Australian soccer player

Theo Markelis (born 24 June 1992) is an Australian footballer who is currently playing for Hume City.

==Career==

===Club career===
Whilst in Australia he played for Green Gully SC. In 2007, at the age of 15 he went to Spain where he was offered a contract by Valencia CF to play in the youth team, and averaged 15 goals per season. He later moved to Serie B side Vicenza for the start of the 2010–11, before returning to Australia.

===Melbourne Victory===
On 2 July 2012, it was confirmed that Markelis had signed a two-year deal with Melbourne Victory after impressing coach Ange Postecoglou.

Markelis was released from Melbourne Victory on 31 July 2013.

===Return to Spain===
In October 2013, Theo Markelis signed with Segunda B Spanish side, Racing de Santander but was not liked by his manager Paco Fernandez and did not make an appearance for the first team.
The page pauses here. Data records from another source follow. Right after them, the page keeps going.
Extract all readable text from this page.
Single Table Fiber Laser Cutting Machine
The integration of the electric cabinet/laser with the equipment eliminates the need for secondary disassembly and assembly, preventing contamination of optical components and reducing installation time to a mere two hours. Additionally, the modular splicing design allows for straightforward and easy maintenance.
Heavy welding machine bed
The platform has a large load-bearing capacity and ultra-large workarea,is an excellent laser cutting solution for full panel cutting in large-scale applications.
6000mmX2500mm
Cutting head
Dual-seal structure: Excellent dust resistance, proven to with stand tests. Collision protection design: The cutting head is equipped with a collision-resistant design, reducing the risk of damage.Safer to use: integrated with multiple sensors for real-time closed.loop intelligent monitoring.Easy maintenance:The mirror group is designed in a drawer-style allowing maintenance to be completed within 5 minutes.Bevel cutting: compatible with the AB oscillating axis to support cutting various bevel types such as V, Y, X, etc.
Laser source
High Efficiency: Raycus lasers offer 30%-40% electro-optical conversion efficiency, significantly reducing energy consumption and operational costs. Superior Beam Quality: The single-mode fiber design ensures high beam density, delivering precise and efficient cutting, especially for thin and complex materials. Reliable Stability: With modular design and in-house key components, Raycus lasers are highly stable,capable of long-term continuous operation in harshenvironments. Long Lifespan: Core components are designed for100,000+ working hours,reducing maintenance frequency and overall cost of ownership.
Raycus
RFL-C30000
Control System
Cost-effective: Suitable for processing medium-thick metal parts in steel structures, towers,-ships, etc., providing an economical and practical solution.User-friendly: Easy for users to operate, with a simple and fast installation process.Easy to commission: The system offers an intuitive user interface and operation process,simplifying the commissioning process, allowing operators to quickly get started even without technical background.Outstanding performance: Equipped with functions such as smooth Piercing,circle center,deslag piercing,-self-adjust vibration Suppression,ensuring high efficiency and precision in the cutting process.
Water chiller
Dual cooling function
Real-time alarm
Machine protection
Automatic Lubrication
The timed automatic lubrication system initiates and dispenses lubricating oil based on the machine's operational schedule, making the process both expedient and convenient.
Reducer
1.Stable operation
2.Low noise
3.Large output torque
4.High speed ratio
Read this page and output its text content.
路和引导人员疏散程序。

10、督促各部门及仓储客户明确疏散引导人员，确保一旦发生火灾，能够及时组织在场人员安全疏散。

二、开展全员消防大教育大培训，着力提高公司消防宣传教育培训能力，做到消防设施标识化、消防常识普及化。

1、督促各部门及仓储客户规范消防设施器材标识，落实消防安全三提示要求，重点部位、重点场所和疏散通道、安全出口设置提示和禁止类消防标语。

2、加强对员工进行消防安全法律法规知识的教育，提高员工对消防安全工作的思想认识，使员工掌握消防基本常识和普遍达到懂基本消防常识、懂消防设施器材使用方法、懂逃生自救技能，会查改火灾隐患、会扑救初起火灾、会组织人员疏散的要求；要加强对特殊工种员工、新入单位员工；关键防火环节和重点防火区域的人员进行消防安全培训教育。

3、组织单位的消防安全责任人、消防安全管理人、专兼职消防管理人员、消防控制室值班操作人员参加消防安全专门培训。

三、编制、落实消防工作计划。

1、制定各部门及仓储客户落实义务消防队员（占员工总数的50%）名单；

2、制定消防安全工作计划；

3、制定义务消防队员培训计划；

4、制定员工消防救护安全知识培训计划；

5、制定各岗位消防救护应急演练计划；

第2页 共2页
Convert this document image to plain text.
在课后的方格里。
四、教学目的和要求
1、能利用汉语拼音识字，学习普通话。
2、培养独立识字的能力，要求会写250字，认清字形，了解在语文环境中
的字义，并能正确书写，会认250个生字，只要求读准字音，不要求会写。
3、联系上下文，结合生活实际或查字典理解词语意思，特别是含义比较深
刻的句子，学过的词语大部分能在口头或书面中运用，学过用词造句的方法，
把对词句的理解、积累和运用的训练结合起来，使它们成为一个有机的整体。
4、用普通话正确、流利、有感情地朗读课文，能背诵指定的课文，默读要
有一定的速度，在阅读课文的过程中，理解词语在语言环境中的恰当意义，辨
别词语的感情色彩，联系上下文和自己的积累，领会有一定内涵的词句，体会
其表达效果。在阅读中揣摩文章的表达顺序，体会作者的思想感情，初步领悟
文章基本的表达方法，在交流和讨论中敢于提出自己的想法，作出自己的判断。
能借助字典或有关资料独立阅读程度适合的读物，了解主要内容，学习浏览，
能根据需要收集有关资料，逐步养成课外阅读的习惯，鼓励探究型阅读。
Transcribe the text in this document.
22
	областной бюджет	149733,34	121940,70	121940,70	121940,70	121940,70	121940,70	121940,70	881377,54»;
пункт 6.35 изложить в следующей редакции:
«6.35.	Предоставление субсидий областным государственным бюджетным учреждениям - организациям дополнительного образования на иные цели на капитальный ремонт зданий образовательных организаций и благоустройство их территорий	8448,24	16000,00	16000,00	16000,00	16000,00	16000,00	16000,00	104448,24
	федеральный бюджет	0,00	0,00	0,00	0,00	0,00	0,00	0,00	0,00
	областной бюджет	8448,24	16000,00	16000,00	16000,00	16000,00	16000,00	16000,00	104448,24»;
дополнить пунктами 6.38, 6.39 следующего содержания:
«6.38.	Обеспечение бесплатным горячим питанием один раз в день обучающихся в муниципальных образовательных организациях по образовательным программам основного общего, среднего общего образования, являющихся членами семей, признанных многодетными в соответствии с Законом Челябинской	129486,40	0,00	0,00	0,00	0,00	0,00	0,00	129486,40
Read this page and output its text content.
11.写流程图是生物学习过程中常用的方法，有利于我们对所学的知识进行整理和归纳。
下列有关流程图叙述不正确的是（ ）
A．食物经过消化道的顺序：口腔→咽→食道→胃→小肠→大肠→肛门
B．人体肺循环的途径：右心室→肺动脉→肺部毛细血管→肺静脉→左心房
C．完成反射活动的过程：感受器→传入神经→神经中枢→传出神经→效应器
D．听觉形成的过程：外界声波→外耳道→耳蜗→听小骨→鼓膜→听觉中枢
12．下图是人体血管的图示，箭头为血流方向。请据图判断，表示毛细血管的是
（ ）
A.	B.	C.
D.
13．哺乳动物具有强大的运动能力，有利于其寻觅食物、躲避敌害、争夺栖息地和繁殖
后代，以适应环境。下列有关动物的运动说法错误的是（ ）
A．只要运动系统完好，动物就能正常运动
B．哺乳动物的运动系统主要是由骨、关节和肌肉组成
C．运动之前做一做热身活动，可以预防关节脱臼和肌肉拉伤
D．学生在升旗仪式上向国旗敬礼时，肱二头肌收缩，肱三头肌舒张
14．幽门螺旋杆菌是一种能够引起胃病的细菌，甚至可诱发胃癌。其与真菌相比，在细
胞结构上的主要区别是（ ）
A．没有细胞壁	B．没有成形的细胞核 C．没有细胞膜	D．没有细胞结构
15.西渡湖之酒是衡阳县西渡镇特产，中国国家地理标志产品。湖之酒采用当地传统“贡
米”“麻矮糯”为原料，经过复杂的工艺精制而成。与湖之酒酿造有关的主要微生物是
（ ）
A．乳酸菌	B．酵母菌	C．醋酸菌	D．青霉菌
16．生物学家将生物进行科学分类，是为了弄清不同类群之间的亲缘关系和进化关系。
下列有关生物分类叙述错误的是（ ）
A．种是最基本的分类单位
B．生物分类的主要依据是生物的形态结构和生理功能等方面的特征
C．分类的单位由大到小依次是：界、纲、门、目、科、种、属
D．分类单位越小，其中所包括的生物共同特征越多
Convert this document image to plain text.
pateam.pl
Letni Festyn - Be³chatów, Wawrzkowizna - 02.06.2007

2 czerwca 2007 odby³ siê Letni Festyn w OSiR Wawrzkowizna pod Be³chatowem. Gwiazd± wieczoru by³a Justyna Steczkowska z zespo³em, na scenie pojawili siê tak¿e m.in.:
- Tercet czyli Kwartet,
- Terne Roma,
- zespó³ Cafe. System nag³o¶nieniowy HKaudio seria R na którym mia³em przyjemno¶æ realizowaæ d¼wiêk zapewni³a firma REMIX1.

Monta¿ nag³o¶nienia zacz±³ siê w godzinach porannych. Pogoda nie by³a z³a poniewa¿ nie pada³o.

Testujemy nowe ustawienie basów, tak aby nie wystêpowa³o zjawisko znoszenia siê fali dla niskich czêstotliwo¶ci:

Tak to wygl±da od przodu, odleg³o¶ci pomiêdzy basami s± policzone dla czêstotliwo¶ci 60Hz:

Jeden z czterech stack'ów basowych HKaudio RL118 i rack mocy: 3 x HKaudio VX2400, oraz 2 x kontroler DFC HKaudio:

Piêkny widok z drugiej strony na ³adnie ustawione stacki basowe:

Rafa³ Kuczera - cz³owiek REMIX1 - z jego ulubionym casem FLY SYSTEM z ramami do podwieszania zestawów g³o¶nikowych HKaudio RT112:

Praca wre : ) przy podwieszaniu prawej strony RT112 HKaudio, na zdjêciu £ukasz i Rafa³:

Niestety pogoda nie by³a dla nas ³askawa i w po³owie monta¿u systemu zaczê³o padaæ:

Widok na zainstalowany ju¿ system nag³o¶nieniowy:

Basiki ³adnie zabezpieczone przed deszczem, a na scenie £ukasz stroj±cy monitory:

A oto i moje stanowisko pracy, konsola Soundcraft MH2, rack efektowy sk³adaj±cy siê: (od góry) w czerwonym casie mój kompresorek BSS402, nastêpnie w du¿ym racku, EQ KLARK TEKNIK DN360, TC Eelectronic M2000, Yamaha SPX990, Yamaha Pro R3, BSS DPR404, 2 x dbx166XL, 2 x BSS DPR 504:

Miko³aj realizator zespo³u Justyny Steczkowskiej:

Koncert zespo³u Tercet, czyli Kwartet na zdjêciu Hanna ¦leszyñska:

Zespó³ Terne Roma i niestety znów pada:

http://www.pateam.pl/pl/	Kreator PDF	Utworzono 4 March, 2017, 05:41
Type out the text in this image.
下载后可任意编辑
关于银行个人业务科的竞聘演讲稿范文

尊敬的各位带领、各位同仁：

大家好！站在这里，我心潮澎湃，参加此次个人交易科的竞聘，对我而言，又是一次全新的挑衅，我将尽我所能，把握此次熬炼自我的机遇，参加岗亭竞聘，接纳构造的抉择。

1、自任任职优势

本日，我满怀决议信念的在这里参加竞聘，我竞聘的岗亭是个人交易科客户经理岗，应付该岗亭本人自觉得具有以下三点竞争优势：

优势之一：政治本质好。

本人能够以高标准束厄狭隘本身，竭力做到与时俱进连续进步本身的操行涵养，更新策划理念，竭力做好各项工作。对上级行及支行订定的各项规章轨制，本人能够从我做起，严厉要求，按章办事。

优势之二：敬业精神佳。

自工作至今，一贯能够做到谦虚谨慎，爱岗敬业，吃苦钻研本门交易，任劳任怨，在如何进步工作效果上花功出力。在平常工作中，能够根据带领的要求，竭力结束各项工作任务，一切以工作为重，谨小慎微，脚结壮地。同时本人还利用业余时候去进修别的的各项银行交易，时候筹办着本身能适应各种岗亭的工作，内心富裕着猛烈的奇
In January 2014 the player was released and he signed for Hércules CF B.

===Move to Greece===
On 3 September 2014, the Greek Super League club Veria announced the signing of Theo.

===Return to Melbourne===
On 1 May 2015, Theo Markelis signed for Hume City in the mid season transfer window of the National Premier Leagues Victoria after failing to break into the first team with the Greek club Veria.